Tuesday, June 13, 2006

The Blind Swordsman: Zatoichi

The Blind Swordsman: Zatoichi (2003) may be what amounts to a B-level Japanese action film. It’s directed by Takeshi Kitano, who also plays the lead role. The basic premise centers on a blind masseur who wanders the countryside. He also happens to be an extraordinary swordsman, and at occasional moments (say, every 3 or 4 moments) he battles evildoers of one sort or the other, often in protection of the weak or vulnerable. There are plenty of evildoers around.

Two subplots involve a independent ronin warrior, Hattori, who is seeking to regain his standing after losing it in some unspecified incident, and two geishas who overheard the slaughter of their family by a gang and vowed to avenge the crime.
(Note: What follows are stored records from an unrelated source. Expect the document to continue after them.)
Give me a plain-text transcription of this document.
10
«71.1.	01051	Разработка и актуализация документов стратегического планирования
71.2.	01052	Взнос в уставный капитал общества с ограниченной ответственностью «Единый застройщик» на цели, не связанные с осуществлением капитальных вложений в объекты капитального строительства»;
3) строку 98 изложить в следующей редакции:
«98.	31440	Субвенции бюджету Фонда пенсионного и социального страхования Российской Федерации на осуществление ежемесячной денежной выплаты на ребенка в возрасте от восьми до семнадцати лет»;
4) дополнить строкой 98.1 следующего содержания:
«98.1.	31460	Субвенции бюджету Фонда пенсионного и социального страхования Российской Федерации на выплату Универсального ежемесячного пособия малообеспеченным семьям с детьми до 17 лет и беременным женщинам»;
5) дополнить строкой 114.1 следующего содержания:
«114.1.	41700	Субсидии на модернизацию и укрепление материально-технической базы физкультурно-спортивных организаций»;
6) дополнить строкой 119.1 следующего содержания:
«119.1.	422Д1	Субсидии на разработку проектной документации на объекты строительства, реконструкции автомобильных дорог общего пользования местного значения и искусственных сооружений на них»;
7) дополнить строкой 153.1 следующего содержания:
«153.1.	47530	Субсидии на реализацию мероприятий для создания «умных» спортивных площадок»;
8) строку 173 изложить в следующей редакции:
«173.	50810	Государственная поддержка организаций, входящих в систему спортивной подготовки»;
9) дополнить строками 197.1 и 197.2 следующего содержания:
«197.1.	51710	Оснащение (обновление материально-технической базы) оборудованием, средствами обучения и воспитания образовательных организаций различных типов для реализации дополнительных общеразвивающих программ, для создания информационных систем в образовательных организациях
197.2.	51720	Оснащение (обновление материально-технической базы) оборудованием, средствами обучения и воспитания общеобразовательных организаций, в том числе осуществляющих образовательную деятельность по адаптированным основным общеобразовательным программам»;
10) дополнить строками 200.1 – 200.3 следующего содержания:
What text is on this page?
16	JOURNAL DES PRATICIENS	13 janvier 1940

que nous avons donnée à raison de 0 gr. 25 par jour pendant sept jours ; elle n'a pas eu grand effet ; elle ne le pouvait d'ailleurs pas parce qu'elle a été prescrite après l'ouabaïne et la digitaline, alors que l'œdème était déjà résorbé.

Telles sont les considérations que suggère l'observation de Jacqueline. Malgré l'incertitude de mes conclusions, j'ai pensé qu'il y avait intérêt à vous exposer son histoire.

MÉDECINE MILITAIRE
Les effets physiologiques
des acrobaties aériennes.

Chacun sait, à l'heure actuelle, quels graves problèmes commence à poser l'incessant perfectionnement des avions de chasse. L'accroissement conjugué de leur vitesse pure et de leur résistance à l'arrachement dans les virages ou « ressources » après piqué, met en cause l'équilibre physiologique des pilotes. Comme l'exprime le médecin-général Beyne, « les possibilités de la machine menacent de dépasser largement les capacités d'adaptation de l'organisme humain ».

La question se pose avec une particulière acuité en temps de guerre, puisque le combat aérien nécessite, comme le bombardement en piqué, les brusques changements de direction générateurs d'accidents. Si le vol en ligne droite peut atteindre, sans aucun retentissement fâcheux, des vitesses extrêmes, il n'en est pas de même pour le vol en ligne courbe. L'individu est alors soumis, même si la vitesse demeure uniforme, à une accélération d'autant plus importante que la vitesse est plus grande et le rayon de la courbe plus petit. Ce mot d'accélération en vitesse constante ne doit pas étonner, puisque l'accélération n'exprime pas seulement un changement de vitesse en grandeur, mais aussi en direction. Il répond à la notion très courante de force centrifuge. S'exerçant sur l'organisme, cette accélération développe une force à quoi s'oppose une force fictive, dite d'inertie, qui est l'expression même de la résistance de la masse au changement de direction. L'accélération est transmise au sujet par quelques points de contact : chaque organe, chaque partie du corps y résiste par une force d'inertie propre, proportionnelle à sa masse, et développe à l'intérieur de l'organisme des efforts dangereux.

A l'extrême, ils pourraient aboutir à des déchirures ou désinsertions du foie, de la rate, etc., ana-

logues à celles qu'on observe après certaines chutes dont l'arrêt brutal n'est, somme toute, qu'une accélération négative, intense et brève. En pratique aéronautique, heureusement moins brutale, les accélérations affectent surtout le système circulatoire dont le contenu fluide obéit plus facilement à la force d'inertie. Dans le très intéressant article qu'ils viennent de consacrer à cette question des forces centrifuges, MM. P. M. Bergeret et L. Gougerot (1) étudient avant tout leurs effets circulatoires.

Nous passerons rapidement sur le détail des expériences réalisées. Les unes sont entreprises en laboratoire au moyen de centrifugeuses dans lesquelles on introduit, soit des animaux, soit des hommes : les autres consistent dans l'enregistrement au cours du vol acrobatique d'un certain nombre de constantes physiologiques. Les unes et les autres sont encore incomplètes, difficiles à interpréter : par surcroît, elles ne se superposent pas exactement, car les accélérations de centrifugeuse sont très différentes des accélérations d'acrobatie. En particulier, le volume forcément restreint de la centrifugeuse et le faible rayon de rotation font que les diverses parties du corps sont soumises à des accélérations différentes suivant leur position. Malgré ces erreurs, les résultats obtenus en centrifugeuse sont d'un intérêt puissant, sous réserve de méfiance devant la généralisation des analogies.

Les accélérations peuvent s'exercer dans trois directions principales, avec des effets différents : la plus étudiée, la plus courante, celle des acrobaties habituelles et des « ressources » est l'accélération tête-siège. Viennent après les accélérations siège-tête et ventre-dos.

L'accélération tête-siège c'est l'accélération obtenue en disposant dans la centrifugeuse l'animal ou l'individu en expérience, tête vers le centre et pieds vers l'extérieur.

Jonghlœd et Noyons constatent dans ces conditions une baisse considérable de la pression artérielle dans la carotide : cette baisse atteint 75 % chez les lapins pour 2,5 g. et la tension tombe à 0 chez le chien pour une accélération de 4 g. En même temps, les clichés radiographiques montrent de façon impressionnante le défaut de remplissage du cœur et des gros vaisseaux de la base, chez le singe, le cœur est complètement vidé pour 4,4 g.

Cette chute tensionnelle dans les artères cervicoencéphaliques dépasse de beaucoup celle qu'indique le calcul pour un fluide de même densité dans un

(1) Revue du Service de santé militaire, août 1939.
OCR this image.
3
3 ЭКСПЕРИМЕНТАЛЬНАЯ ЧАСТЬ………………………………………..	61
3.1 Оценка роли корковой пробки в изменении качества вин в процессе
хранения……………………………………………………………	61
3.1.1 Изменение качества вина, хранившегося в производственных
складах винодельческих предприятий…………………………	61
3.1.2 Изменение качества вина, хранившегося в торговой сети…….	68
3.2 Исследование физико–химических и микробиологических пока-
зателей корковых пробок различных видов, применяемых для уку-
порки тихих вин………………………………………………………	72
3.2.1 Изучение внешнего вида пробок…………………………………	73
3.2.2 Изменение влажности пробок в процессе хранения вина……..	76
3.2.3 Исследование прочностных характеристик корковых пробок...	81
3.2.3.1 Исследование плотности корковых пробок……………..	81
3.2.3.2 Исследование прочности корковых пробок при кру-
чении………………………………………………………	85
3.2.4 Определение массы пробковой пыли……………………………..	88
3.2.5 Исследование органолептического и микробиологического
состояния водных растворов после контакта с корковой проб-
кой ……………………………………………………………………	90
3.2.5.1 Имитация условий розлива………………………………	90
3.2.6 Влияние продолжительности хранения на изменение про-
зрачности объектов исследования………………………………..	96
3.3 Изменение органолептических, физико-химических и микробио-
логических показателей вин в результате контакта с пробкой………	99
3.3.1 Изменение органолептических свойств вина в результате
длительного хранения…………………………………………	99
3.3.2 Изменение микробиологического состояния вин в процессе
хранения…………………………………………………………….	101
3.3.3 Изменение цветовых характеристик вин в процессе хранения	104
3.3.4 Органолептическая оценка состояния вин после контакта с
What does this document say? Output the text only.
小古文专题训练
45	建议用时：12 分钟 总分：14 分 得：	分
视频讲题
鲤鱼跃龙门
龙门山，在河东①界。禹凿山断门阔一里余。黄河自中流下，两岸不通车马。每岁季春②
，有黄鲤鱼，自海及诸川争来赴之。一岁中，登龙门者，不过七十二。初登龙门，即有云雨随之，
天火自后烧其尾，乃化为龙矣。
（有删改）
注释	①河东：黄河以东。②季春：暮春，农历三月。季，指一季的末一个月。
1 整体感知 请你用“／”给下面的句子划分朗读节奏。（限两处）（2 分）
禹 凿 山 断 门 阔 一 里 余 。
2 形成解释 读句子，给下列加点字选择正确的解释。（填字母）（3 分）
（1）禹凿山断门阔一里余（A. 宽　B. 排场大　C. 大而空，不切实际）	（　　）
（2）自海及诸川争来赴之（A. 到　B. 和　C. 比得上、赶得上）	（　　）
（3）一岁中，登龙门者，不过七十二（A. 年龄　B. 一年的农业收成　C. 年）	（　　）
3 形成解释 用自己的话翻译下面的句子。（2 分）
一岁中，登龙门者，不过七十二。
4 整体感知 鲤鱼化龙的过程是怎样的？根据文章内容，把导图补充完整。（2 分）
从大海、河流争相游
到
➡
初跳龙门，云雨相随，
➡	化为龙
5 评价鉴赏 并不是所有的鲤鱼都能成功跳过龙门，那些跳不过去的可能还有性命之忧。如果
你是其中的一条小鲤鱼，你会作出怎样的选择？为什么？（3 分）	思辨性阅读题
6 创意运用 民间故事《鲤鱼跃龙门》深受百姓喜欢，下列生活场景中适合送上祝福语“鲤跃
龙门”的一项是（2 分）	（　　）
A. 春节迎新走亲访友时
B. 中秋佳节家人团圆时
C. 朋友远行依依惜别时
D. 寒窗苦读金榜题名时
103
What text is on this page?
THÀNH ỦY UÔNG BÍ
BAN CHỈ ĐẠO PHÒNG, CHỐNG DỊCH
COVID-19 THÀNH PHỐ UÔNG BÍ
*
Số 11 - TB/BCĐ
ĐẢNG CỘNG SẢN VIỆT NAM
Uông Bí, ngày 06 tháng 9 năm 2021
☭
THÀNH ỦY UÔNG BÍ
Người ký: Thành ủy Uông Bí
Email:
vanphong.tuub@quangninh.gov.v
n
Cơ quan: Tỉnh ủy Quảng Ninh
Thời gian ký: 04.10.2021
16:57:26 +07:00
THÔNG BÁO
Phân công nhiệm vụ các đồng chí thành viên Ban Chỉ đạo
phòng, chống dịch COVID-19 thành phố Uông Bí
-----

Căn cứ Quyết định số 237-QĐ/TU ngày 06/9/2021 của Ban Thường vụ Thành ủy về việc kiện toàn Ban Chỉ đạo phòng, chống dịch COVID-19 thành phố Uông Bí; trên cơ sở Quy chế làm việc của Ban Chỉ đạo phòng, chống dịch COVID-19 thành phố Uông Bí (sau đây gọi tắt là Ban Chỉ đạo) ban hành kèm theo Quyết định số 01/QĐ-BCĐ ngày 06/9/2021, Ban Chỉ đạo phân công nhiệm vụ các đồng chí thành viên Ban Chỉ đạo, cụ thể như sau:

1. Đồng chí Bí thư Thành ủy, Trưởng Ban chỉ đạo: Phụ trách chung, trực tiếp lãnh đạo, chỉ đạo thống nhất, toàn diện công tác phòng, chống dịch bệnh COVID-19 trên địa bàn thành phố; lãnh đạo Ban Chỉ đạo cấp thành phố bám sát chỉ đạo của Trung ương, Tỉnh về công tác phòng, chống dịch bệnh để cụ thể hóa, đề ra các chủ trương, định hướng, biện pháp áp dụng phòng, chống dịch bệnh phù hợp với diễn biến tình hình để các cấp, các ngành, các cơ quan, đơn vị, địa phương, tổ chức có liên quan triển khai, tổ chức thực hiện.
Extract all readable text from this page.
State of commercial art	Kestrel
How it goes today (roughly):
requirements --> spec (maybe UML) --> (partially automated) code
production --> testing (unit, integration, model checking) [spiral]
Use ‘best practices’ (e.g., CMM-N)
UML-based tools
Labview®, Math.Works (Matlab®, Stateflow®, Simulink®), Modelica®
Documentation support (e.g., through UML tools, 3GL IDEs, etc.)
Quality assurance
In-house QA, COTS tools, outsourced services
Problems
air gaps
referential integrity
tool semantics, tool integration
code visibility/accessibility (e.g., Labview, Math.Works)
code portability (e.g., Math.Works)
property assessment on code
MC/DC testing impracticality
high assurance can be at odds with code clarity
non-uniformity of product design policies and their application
Oh, yeah, one of the geishas is really a man. He never appears out of costume.

Comedy, action, pathos, surrealism and madness all intermix in this film. One scene seems borrowed straight from Bollywood cinema. The film is a kind of character study of the characters at the center of the three main plots, which is not to say that it goes very far in explaining them, especially the blind swordsman. We know more about the past of the geishas than we do about Zatoichi or Hattori. Zatoichi in particular remains inscrutable to the end. We know little of his past. He is self-effacing, quiet, almost elderly in his demeanor, until confronted with the necessity to fight. He seems to suffer over having killed the people he kills, but if he does suffer he does not hesitate to bring out the sword again when necessity requires it. The film often switches to scenes from the past of these characters—past battles of Zatoichi, the geishas struggling to survive on the road after their parents’ murders, Hattori in battle or with his dying wife. These scenes provide an explanation for the events of the film’s present time—explaining how the past and the present link up in a consequential way governing the actions of the characters. But we never know enough about Zatoichi to do more than speculate about the events or forces that govern him.

Violent swordplay abounds in this films, with blood splashing everywhere during the battle scenes – digital blood as well as blatantly obvious fake blood, though it’s not particularly gory. You see the blood, but no open wounds or severed heads and only a few severed limbs, caterwauling through the air in slow motion. The speed and ruthlessness with which the gang members and evildoers are dispatched is astounding and brutal.

The best analogy I can think of for this film is the American western—many others have drawn the same analogy with Japanese samurai and swordplay films. Zatoichi involves rival gangs trying to take over a town and trying to destroy each other. It is set in a non-descript time from the past, in the Japanese countryside. The small Japanese village where it is set has much in common with the towns in High Noon and Gunsmoke. The vanquishing of the rival gangs and their members is seen as a major step towards bringing order and law to the surrounding areas. The characters at the center of the three interwoven subplots occasionally interact or encounter one another, and there is a final battle between the ronin and Zatoichi, to which the film spends some time building.

There are moments of whimsy in the film—an overly large man in his teens or 20s, dressed in a sumo loin cloth, occasionally runs through a scene, screaming and waving a sword. We are told that he is a crazy boy who wants to be a samurai. He has no link to anything else in the film. At several moments the sounds of people working in a field or building a bridge take on a distinctive rhythm that must be associated with the themes and the pace of the film.

Ignorant of the traditions and conventions of this film, I watched it through my own American lens. Even without knowing much about the context, I enjoyed and admired it.